The meeting between the European Union (EU) and ACP representatives later week this will focus on EU policies on development, trade and agriculture, particularly in the sugar sector.
"As the main aim of the UN summit is to discuss the Millennium Development Goals, we want to point out that the EU's proposed reform of the sugar regime is not congruent to the bloc's development policy and indeed the goals," George Bullen, chairman of the ACP consultative group on sugar told IPS Wednesday.
The European Commission, the executive wing of the EU, announced radical plans to overhaul its sugar regime in June. The Commission is planning to cut the guaranteed price of sugar by 39 percent over two years from 2007, and offer 60 percent compensation for producers forced out of business by the price cut.
Under current rules, the EU offers a guaranteed price for sugar that is paid for in effect by consumers.
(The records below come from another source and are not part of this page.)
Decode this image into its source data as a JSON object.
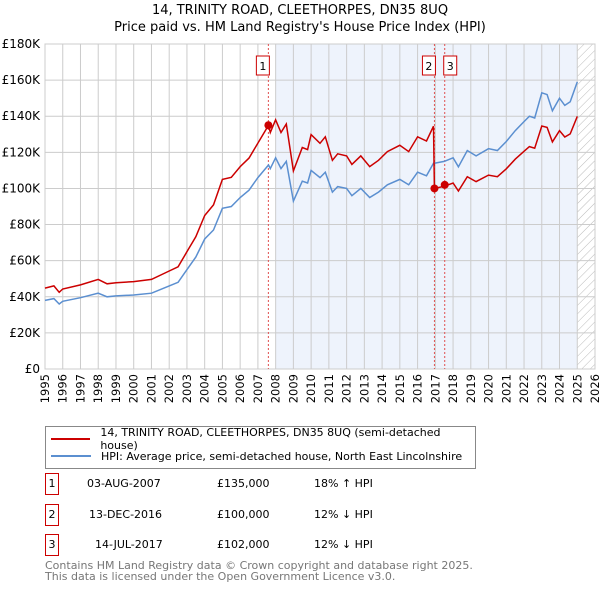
{
  "chart_data": {
    "type": "line",
    "title": "14, TRINITY ROAD, CLEETHORPES, DN35 8UQ",
    "subtitle": "Price paid vs. HM Land Registry's House Price Index (HPI)",
    "xlim": [
      1995,
      2026
    ],
    "ylim": [
      0,
      180000
    ],
    "yticks": [
      {
        "v": 0,
        "label": "£0"
      },
      {
        "v": 20000,
        "label": "£20K"
      },
      {
        "v": 40000,
        "label": "£40K"
      },
      {
        "v": 60000,
        "label": "£60K"
      },
      {
        "v": 80000,
        "label": "£80K"
      },
      {
        "v": 100000,
        "label": "£100K"
      },
      {
        "v": 120000,
        "label": "£120K"
      },
      {
        "v": 140000,
        "label": "£140K"
      },
      {
        "v": 160000,
        "label": "£160K"
      },
      {
        "v": 180000,
        "label": "£180K"
      }
    ],
    "xticks": [
      "1995",
      "1996",
      "1997",
      "1998",
      "1999",
      "2000",
      "2001",
      "2002",
      "2003",
      "2004",
      "2005",
      "2006",
      "2007",
      "2008",
      "2009",
      "2010",
      "2011",
      "2012",
      "2013",
      "2014",
      "2015",
      "2016",
      "2017",
      "2018",
      "2019",
      "2020",
      "2021",
      "2022",
      "2023",
      "2024",
      "2025",
      "2026"
    ],
    "grid": true,
    "shaded_from": 2008,
    "hatched_from": 2025,
    "x": [
      1995,
      1995.5,
      1995.8,
      1996,
      1997,
      1998,
      1998.5,
      1999,
      2000,
      2001,
      2002,
      2002.5,
      2003,
      2003.5,
      2004,
      2004.5,
      2005,
      2005.5,
      2006,
      2006.5,
      2007,
      2007.6,
      2007.7,
      2008,
      2008.3,
      2008.6,
      2009,
      2009.5,
      2009.8,
      2010,
      2010.5,
      2010.8,
      2011.2,
      2011.5,
      2012,
      2012.3,
      2012.8,
      2013.3,
      2013.8,
      2014.3,
      2015,
      2015.5,
      2016,
      2016.5,
      2016.9,
      2016.95,
      2017.5,
      2018,
      2018.3,
      2018.8,
      2019.3,
      2020,
      2020.5,
      2021,
      2021.5,
      2022,
      2022.3,
      2022.6,
      2023,
      2023.3,
      2023.6,
      2024,
      2024.3,
      2024.6,
      2025
    ],
    "series": [
      {
        "name": "14, TRINITY ROAD, CLEETHORPES, DN35 8UQ (semi-detached house)",
        "color": "#cc0000",
        "values_k": [
          44.8,
          46,
          42.5,
          44.3,
          46.6,
          49.6,
          47.2,
          47.8,
          48.4,
          49.6,
          54.3,
          56.6,
          64.9,
          73.2,
          85,
          90.9,
          105,
          106.2,
          112.1,
          116.8,
          125.1,
          135,
          131,
          138,
          131,
          135.7,
          109.7,
          122.7,
          121.5,
          129.8,
          125,
          128.6,
          115.6,
          119.2,
          118,
          113.3,
          118,
          112.1,
          115.6,
          120.4,
          123.9,
          120.4,
          128.6,
          126.3,
          134.5,
          100,
          101.2,
          103,
          98.6,
          106.5,
          103.8,
          107.4,
          106.5,
          110.9,
          116.2,
          120.6,
          123.2,
          122.3,
          134.6,
          133.8,
          125.8,
          132,
          128.5,
          130.2,
          139.9
        ]
      },
      {
        "name": "HPI: Average price, semi-detached house, North East Lincolnshire",
        "color": "#5b8fd0",
        "values_k": [
          38,
          39,
          36,
          37.5,
          39.5,
          42,
          40,
          40.5,
          41,
          42,
          46,
          48,
          55,
          62,
          72,
          77,
          89,
          90,
          95,
          99,
          106,
          113,
          111,
          117,
          111,
          115,
          93,
          104,
          103,
          110,
          106,
          109,
          98,
          101,
          100,
          96,
          100,
          95,
          98,
          102,
          105,
          102,
          109,
          107,
          114,
          114,
          115,
          117,
          112,
          121,
          118,
          122,
          121,
          126,
          132,
          137,
          140,
          139,
          153,
          152,
          143,
          150,
          146,
          148,
          159
        ]
      }
    ],
    "sales": [
      {
        "n": "1",
        "x": 2007.59,
        "date": "03-AUG-2007",
        "price": "£135,000",
        "value": 135000,
        "hpi": "18% ↑ HPI"
      },
      {
        "n": "2",
        "x": 2016.95,
        "date": "13-DEC-2016",
        "price": "£100,000",
        "value": 100000,
        "hpi": "12% ↓ HPI"
      },
      {
        "n": "3",
        "x": 2017.53,
        "date": "14-JUL-2017",
        "price": "£102,000",
        "value": 102000,
        "hpi": "12% ↓ HPI"
      }
    ]
  },
  "footer": {
    "line1": "Contains HM Land Registry data © Crown copyright and database right 2025.",
    "line2": "This data is licensed under the Open Government Licence v3.0."
  }
}
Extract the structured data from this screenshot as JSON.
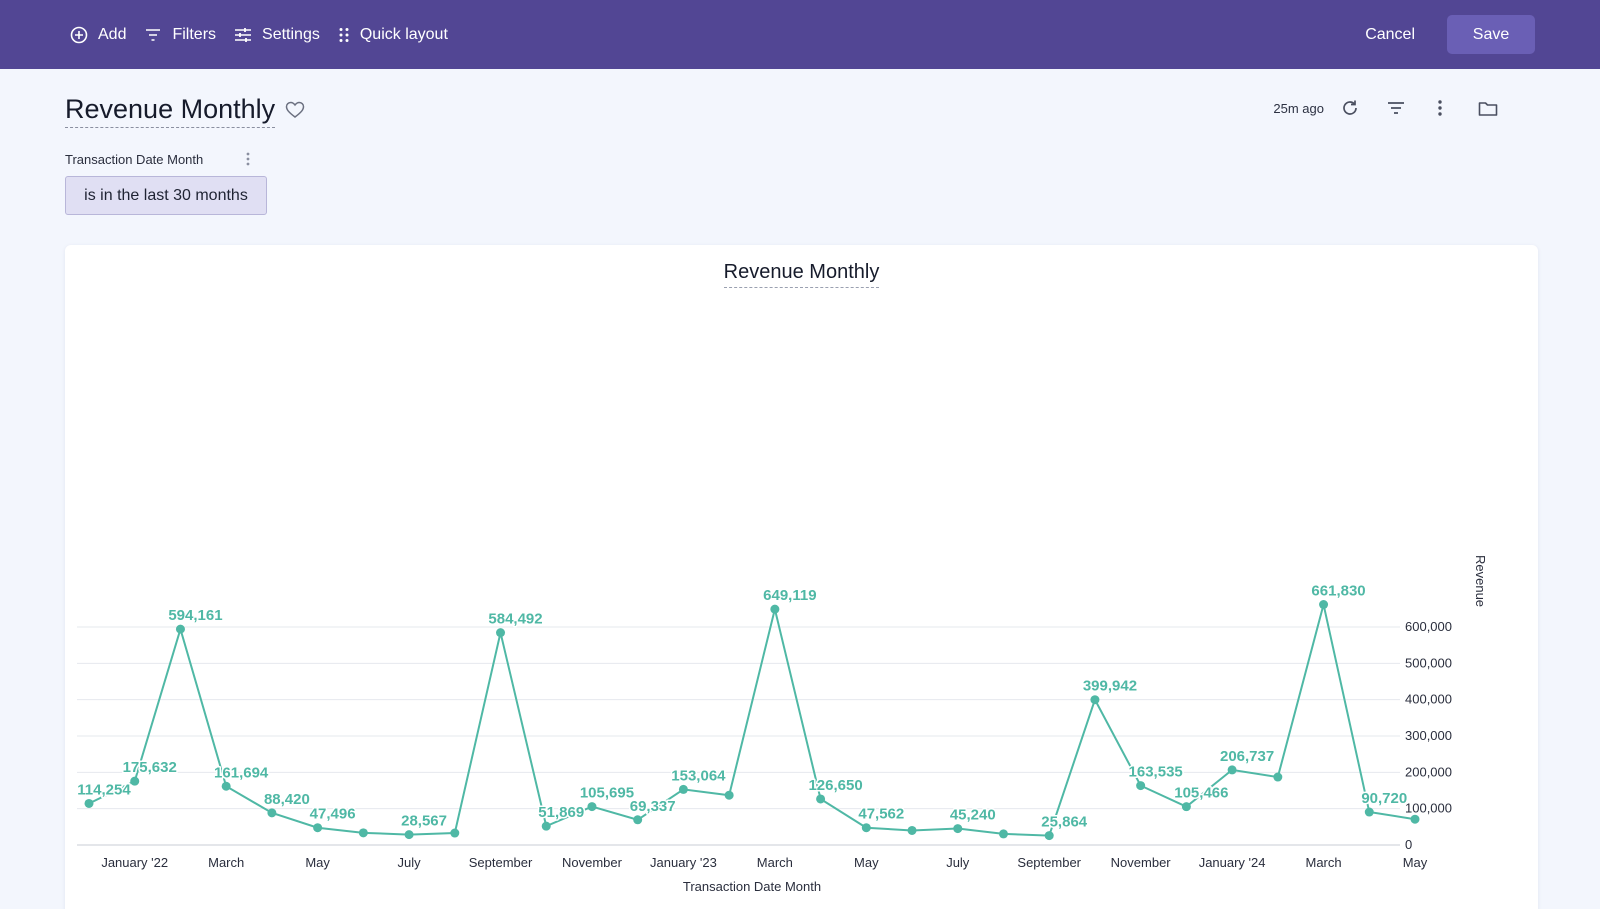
{
  "toolbar": {
    "add_label": "Add",
    "filters_label": "Filters",
    "settings_label": "Settings",
    "quick_layout_label": "Quick layout",
    "cancel_label": "Cancel",
    "save_label": "Save"
  },
  "header": {
    "title": "Revenue Monthly",
    "updated": "25m ago"
  },
  "filter": {
    "label": "Transaction Date Month",
    "value": "is in the last 30 months"
  },
  "colors": {
    "topbar": "#524694",
    "accent": "#4fb8a5",
    "pill_bg": "#e0dff3"
  },
  "chart_data": {
    "type": "line",
    "title": "Revenue Monthly",
    "xlabel": "Transaction Date Month",
    "ylabel": "Revenue",
    "ylim": [
      0,
      680000
    ],
    "yticks": [
      0,
      100000,
      200000,
      300000,
      400000,
      500000,
      600000
    ],
    "ytick_labels": [
      "0",
      "100,000",
      "200,000",
      "300,000",
      "400,000",
      "500,000",
      "600,000"
    ],
    "grid": true,
    "x": [
      "2021-12",
      "2022-01",
      "2022-02",
      "2022-03",
      "2022-04",
      "2022-05",
      "2022-06",
      "2022-07",
      "2022-08",
      "2022-09",
      "2022-10",
      "2022-11",
      "2022-12",
      "2023-01",
      "2023-02",
      "2023-03",
      "2023-04",
      "2023-05",
      "2023-06",
      "2023-07",
      "2023-08",
      "2023-09",
      "2023-10",
      "2023-11",
      "2023-12",
      "2024-01",
      "2024-02",
      "2024-03",
      "2024-04",
      "2024-05"
    ],
    "xtick_labels": [
      "January '22",
      "March",
      "May",
      "July",
      "September",
      "November",
      "January '23",
      "March",
      "May",
      "July",
      "September",
      "November",
      "January '24",
      "March",
      "May"
    ],
    "xtick_dates": [
      "2022-01",
      "2022-03",
      "2022-05",
      "2022-07",
      "2022-09",
      "2022-11",
      "2023-01",
      "2023-03",
      "2023-05",
      "2023-07",
      "2023-09",
      "2023-11",
      "2024-01",
      "2024-03",
      "2024-05"
    ],
    "series": [
      {
        "values": [
          114254,
          175632,
          594161,
          161694,
          88420,
          47496,
          33500,
          28567,
          33000,
          584492,
          51869,
          105695,
          69337,
          153064,
          137000,
          649119,
          126650,
          47562,
          40000,
          45240,
          30500,
          25864,
          399942,
          163535,
          105466,
          206737,
          187000,
          661830,
          90720,
          71000
        ],
        "labels": [
          "114,254",
          "175,632",
          "594,161",
          "161,694",
          "88,420",
          "47,496",
          "",
          "28,567",
          "",
          "584,492",
          "51,869",
          "105,695",
          "69,337",
          "153,064",
          "",
          "649,119",
          "126,650",
          "47,562",
          "",
          "45,240",
          "",
          "25,864",
          "399,942",
          "163,535",
          "105,466",
          "206,737",
          "",
          "661,830",
          "90,720",
          ""
        ],
        "color": "#4fb8a5"
      }
    ]
  }
}
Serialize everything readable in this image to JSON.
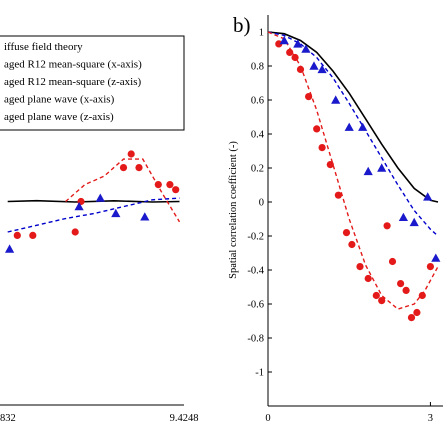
{
  "chart_data": [
    {
      "panel": "a",
      "type": "line",
      "title": "",
      "xlabel": "",
      "ylabel": "",
      "xlim": [
        0,
        9.4248
      ],
      "ylim": [
        -1.2,
        1.1
      ],
      "tick_labels_x": [
        "832",
        "9.4248"
      ],
      "legend": [
        "iffuse field theory",
        "aged R12 mean-square (x-axis)",
        "aged R12 mean-square (z-axis)",
        "aged plane wave (x-axis)",
        "aged plane wave (z-axis)"
      ],
      "series": [
        {
          "style": "line",
          "color": "#000000",
          "x": [
            0.5,
            2.0,
            4.0,
            6.0,
            8.0,
            9.4
          ],
          "y": [
            0.0,
            0.005,
            -0.003,
            0.004,
            -0.003,
            0.0
          ]
        },
        {
          "style": "dashed",
          "color": "#0000cc",
          "x": [
            0.5,
            2.0,
            3.5,
            5.0,
            6.5,
            8.0,
            9.4
          ],
          "y": [
            -0.18,
            -0.14,
            -0.1,
            -0.07,
            -0.03,
            0.01,
            0.02
          ]
        },
        {
          "style": "dashed",
          "color": "#e41a1a",
          "x": [
            3.5,
            4.5,
            5.5,
            6.5,
            7.5,
            8.5,
            9.4
          ],
          "y": [
            0.0,
            0.1,
            0.15,
            0.25,
            0.25,
            0.05,
            -0.12
          ]
        },
        {
          "style": "points",
          "marker": "circle",
          "color": "#e41a1a",
          "x": [
            1.0,
            1.8,
            4.0,
            4.3,
            6.5,
            6.9,
            7.3,
            8.3,
            8.9,
            9.2
          ],
          "y": [
            -0.2,
            -0.2,
            -0.18,
            0.0,
            0.2,
            0.28,
            0.2,
            0.1,
            0.1,
            0.07
          ]
        },
        {
          "style": "points",
          "marker": "triangle",
          "color": "#1a1acc",
          "x": [
            0.6,
            4.2,
            5.3,
            6.1,
            7.6
          ],
          "y": [
            -0.28,
            -0.03,
            0.02,
            -0.07,
            -0.09
          ]
        }
      ]
    },
    {
      "panel": "b",
      "type": "line",
      "title": "",
      "xlabel": "",
      "ylabel": "Spatial correlation coefficient (-)",
      "xlim": [
        0,
        3.14
      ],
      "ylim": [
        -1.2,
        1.1
      ],
      "yticks": [
        1,
        0.8,
        0.6,
        0.4,
        0.2,
        0,
        -0.2,
        -0.4,
        -0.6,
        -0.8,
        -1
      ],
      "ytick_labels": [
        "1",
        "0.8",
        "0.6",
        "0.4",
        "0.2",
        "0",
        "-0.2",
        "-0.4",
        "-0.6",
        "-0.8",
        "-1"
      ],
      "tick_labels_x": [
        "0",
        "3"
      ],
      "series": [
        {
          "style": "line",
          "color": "#000000",
          "x": [
            0,
            0.3,
            0.6,
            0.9,
            1.2,
            1.5,
            1.8,
            2.1,
            2.4,
            2.7,
            3.0,
            3.14
          ],
          "y": [
            1.0,
            0.99,
            0.95,
            0.88,
            0.77,
            0.64,
            0.49,
            0.34,
            0.2,
            0.08,
            0.01,
            0.0
          ]
        },
        {
          "style": "dashed",
          "color": "#0000cc",
          "x": [
            0,
            0.3,
            0.6,
            0.9,
            1.2,
            1.5,
            1.8,
            2.1,
            2.4,
            2.7,
            3.0,
            3.14
          ],
          "y": [
            1.0,
            0.98,
            0.93,
            0.85,
            0.73,
            0.58,
            0.42,
            0.26,
            0.1,
            -0.05,
            -0.16,
            -0.2
          ]
        },
        {
          "style": "dashed",
          "color": "#e41a1a",
          "x": [
            0,
            0.3,
            0.6,
            0.9,
            1.2,
            1.5,
            1.8,
            2.1,
            2.4,
            2.7,
            2.9,
            3.14
          ],
          "y": [
            1.0,
            0.96,
            0.8,
            0.54,
            0.22,
            -0.1,
            -0.37,
            -0.55,
            -0.63,
            -0.6,
            -0.52,
            -0.38
          ]
        },
        {
          "style": "points",
          "marker": "circle",
          "color": "#e41a1a",
          "x": [
            0.2,
            0.4,
            0.5,
            0.6,
            0.75,
            0.9,
            1.0,
            1.15,
            1.3,
            1.45,
            1.55,
            1.7,
            1.85,
            2.0,
            2.1,
            2.2,
            2.3,
            2.45,
            2.55,
            2.65,
            2.75,
            2.85,
            3.0
          ],
          "y": [
            0.93,
            0.88,
            0.85,
            0.78,
            0.62,
            0.43,
            0.32,
            0.22,
            0.04,
            -0.18,
            -0.25,
            -0.38,
            -0.45,
            -0.55,
            -0.58,
            -0.14,
            -0.35,
            -0.48,
            -0.52,
            -0.68,
            -0.65,
            -0.55,
            -0.38
          ]
        },
        {
          "style": "points",
          "marker": "triangle",
          "color": "#1a1acc",
          "x": [
            0.3,
            0.55,
            0.7,
            0.85,
            1.0,
            1.25,
            1.5,
            1.75,
            1.85,
            2.1,
            2.5,
            2.7,
            2.95,
            3.1
          ],
          "y": [
            0.95,
            0.93,
            0.9,
            0.8,
            0.78,
            0.6,
            0.44,
            0.44,
            0.18,
            0.2,
            -0.09,
            -0.12,
            0.03,
            -0.33
          ]
        }
      ]
    }
  ],
  "panel_b_label": "b)"
}
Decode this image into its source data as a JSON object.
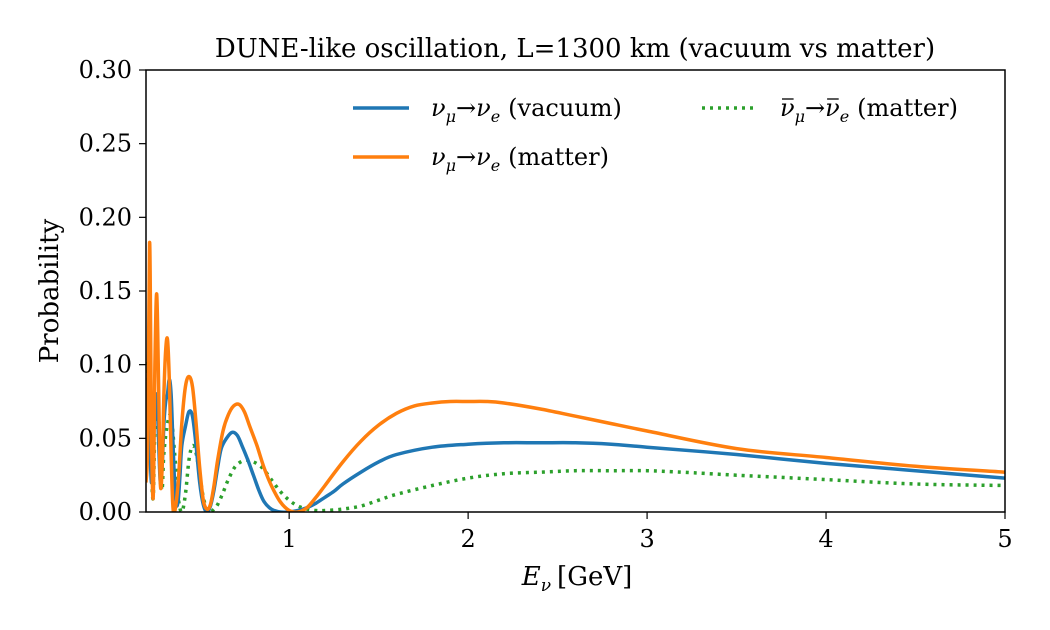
{
  "chart_data": {
    "type": "line",
    "title": "DUNE-like oscillation, L=1300 km (vacuum vs matter)",
    "xlabel_symbol": "E",
    "xlabel_sub": "ν",
    "xlabel_unit": "[GeV]",
    "ylabel": "Probability",
    "xlim": [
      0.2,
      5.0
    ],
    "ylim": [
      0.0,
      0.3
    ],
    "xticks": [
      1,
      2,
      3,
      4,
      5
    ],
    "yticks": [
      0.0,
      0.05,
      0.1,
      0.15,
      0.2,
      0.25,
      0.3
    ],
    "ytick_labels": [
      "0.00",
      "0.05",
      "0.10",
      "0.15",
      "0.20",
      "0.25",
      "0.30"
    ],
    "grid": false,
    "legend_placement": "top-right",
    "series": [
      {
        "name": "ν_μ→ν_e (vacuum)",
        "legend": {
          "from": "ν",
          "from_sub": "μ",
          "to": "ν",
          "to_sub": "e",
          "qual": "(vacuum)",
          "bar": false
        },
        "color": "#1f77b4",
        "style": "solid",
        "x": [
          0.2,
          0.215,
          0.23,
          0.245,
          0.26,
          0.27,
          0.28,
          0.29,
          0.3,
          0.31,
          0.32,
          0.33,
          0.34,
          0.35,
          0.36,
          0.37,
          0.38,
          0.39,
          0.4,
          0.42,
          0.44,
          0.46,
          0.48,
          0.5,
          0.52,
          0.54,
          0.56,
          0.58,
          0.6,
          0.62,
          0.65,
          0.68,
          0.71,
          0.74,
          0.77,
          0.8,
          0.83,
          0.86,
          0.9,
          0.95,
          1.0,
          1.05,
          1.1,
          1.15,
          1.2,
          1.25,
          1.3,
          1.4,
          1.5,
          1.6,
          1.8,
          2.0,
          2.2,
          2.4,
          2.6,
          2.8,
          3.0,
          3.5,
          4.0,
          4.5,
          5.0
        ],
        "y": [
          0.03,
          0.07,
          0.02,
          0.06,
          0.08,
          0.05,
          0.02,
          0.03,
          0.06,
          0.075,
          0.08,
          0.09,
          0.08,
          0.05,
          0.02,
          0.005,
          0.008,
          0.025,
          0.045,
          0.058,
          0.068,
          0.065,
          0.045,
          0.02,
          0.005,
          0.0,
          0.004,
          0.015,
          0.03,
          0.043,
          0.05,
          0.054,
          0.052,
          0.044,
          0.035,
          0.025,
          0.015,
          0.007,
          0.002,
          0.0,
          0.0,
          0.001,
          0.003,
          0.006,
          0.01,
          0.014,
          0.019,
          0.027,
          0.034,
          0.039,
          0.044,
          0.046,
          0.047,
          0.047,
          0.047,
          0.046,
          0.044,
          0.039,
          0.033,
          0.028,
          0.023
        ]
      },
      {
        "name": "ν_μ→ν_e (matter)",
        "legend": {
          "from": "ν",
          "from_sub": "μ",
          "to": "ν",
          "to_sub": "e",
          "qual": "(matter)",
          "bar": false
        },
        "color": "#ff7f0e",
        "style": "solid",
        "x": [
          0.2,
          0.21,
          0.22,
          0.23,
          0.24,
          0.25,
          0.26,
          0.27,
          0.28,
          0.29,
          0.3,
          0.31,
          0.32,
          0.33,
          0.34,
          0.35,
          0.36,
          0.38,
          0.4,
          0.42,
          0.44,
          0.46,
          0.48,
          0.5,
          0.52,
          0.54,
          0.56,
          0.58,
          0.6,
          0.63,
          0.66,
          0.69,
          0.72,
          0.75,
          0.78,
          0.82,
          0.86,
          0.9,
          0.95,
          1.0,
          1.05,
          1.1,
          1.15,
          1.2,
          1.3,
          1.4,
          1.5,
          1.6,
          1.7,
          1.8,
          1.9,
          2.0,
          2.1,
          2.2,
          2.4,
          2.6,
          2.8,
          3.0,
          3.5,
          4.0,
          4.5,
          5.0
        ],
        "y": [
          0.02,
          0.05,
          0.183,
          0.06,
          0.01,
          0.1,
          0.148,
          0.09,
          0.02,
          0.03,
          0.08,
          0.11,
          0.117,
          0.09,
          0.04,
          0.005,
          0.0,
          0.02,
          0.06,
          0.085,
          0.092,
          0.085,
          0.06,
          0.03,
          0.008,
          0.002,
          0.005,
          0.018,
          0.035,
          0.055,
          0.066,
          0.072,
          0.073,
          0.068,
          0.058,
          0.045,
          0.03,
          0.018,
          0.007,
          0.001,
          0.0,
          0.003,
          0.01,
          0.018,
          0.034,
          0.048,
          0.059,
          0.067,
          0.072,
          0.074,
          0.075,
          0.075,
          0.075,
          0.074,
          0.07,
          0.065,
          0.06,
          0.055,
          0.043,
          0.037,
          0.031,
          0.027
        ]
      },
      {
        "name": "ν̄_μ→ν̄_e (matter)",
        "legend": {
          "from": "ν",
          "from_sub": "μ",
          "to": "ν",
          "to_sub": "e",
          "qual": "(matter)",
          "bar": true
        },
        "color": "#2ca02c",
        "style": "dotted",
        "x": [
          0.2,
          0.21,
          0.22,
          0.23,
          0.24,
          0.25,
          0.26,
          0.27,
          0.28,
          0.29,
          0.3,
          0.32,
          0.34,
          0.36,
          0.38,
          0.4,
          0.42,
          0.44,
          0.46,
          0.48,
          0.5,
          0.52,
          0.54,
          0.56,
          0.58,
          0.6,
          0.63,
          0.66,
          0.7,
          0.75,
          0.8,
          0.85,
          0.9,
          0.95,
          1.0,
          1.05,
          1.1,
          1.15,
          1.2,
          1.3,
          1.4,
          1.5,
          1.6,
          1.8,
          2.0,
          2.2,
          2.4,
          2.6,
          2.8,
          3.0,
          3.2,
          3.5,
          4.0,
          4.5,
          5.0
        ],
        "y": [
          0.04,
          0.1,
          0.09,
          0.03,
          0.01,
          0.06,
          0.08,
          0.07,
          0.03,
          0.015,
          0.04,
          0.06,
          0.065,
          0.04,
          0.01,
          0.0,
          0.012,
          0.035,
          0.045,
          0.04,
          0.025,
          0.01,
          0.002,
          0.0,
          0.002,
          0.005,
          0.013,
          0.022,
          0.031,
          0.035,
          0.034,
          0.03,
          0.022,
          0.014,
          0.008,
          0.004,
          0.002,
          0.001,
          0.001,
          0.002,
          0.004,
          0.008,
          0.012,
          0.018,
          0.023,
          0.026,
          0.027,
          0.028,
          0.028,
          0.028,
          0.027,
          0.025,
          0.022,
          0.019,
          0.018
        ]
      }
    ]
  }
}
Brussels buys from producers at about three times the average world market price.
The reforms became necessary after the World Trade Organisation (WTO) declared the EU policies illegal following a complaint from Australia, Brazil and Thailand.
But the proposed reforms will hit the sugar sector in ACP countries hard. These countries benefit most from the EU's current preferred price system, and they are urging the EU to impose less drastic price cuts spread over eight years.
ACP countries have a long tradition of supplying sugar to the EU under a trade agreement that has brought significant benefits to ACP economies.
The preferential access of ACP countries to the EU market currently represents some 70 percent of the revenue of their sugar sectors.
The loss of those privileges when the EU starts paying prices closer to market rates is expected to have a huge economic impact on many ACP countries that are dependent on sugar exports to the EU.
Bullen says the reforms will seriously affect poor countries' chances of meeting the MDGs.
"The European Commission's proposals for the reform of the EU sugar regime will significantly undermine the reform efforts of the ACP and LDCs (least developed countries), increase poverty, and wreak havoc on the livelihoods of hundreds of thousands of vulnerable poor sugarcane farmers and their dependents, all of which runs counter to the attainment of the MDGs," he said.
Bullen also stressed that sugar-producing ACP countries are being punished for fulfilling their side of the sugar agreement.
"We are not responsible for causing the disruption on the world market. The overproduction of sugar is not because of the ACP countries. We have fulfilled our commitments that have remained the same for the past 30 years -- 1.3 billion tonnes of sugar per year," he said.
Commissioner for agriculture Mariann Fischer Boel told members of the European Parliament that "I am convinced that we can manage imports without going back on our international commitments."
But members of the parliament accused the agriculture commissioner of putting WTO interests ahead of Europe. "Agreement with Europe is more important than with the WTO," said agriculture committee vice-chairman Friedrich-Wilhelm Graefe zu Bargindorf.
EU agriculture ministers will discuss the sugar reforms with ministers of the sugar-producing ACP countries and the least developed countries at an informal meeting next week.
Bullen says he hopes that talks at the UN will help with that debate.
"I really hope we will be listened to during the UN summit ahead of the agriculture meeting next week so that our concerns will be taken back to EU member states who will eventually vote on these reforms," he said.
Fischer Boel hopes to have a political consensus by November to present to the WTO ministerial meeting in Hong Kong in December. "It is essential that the EU is able to go to the WTO negotiations in Hong Kong with a clear outlook of the future of its sugar regime," she said.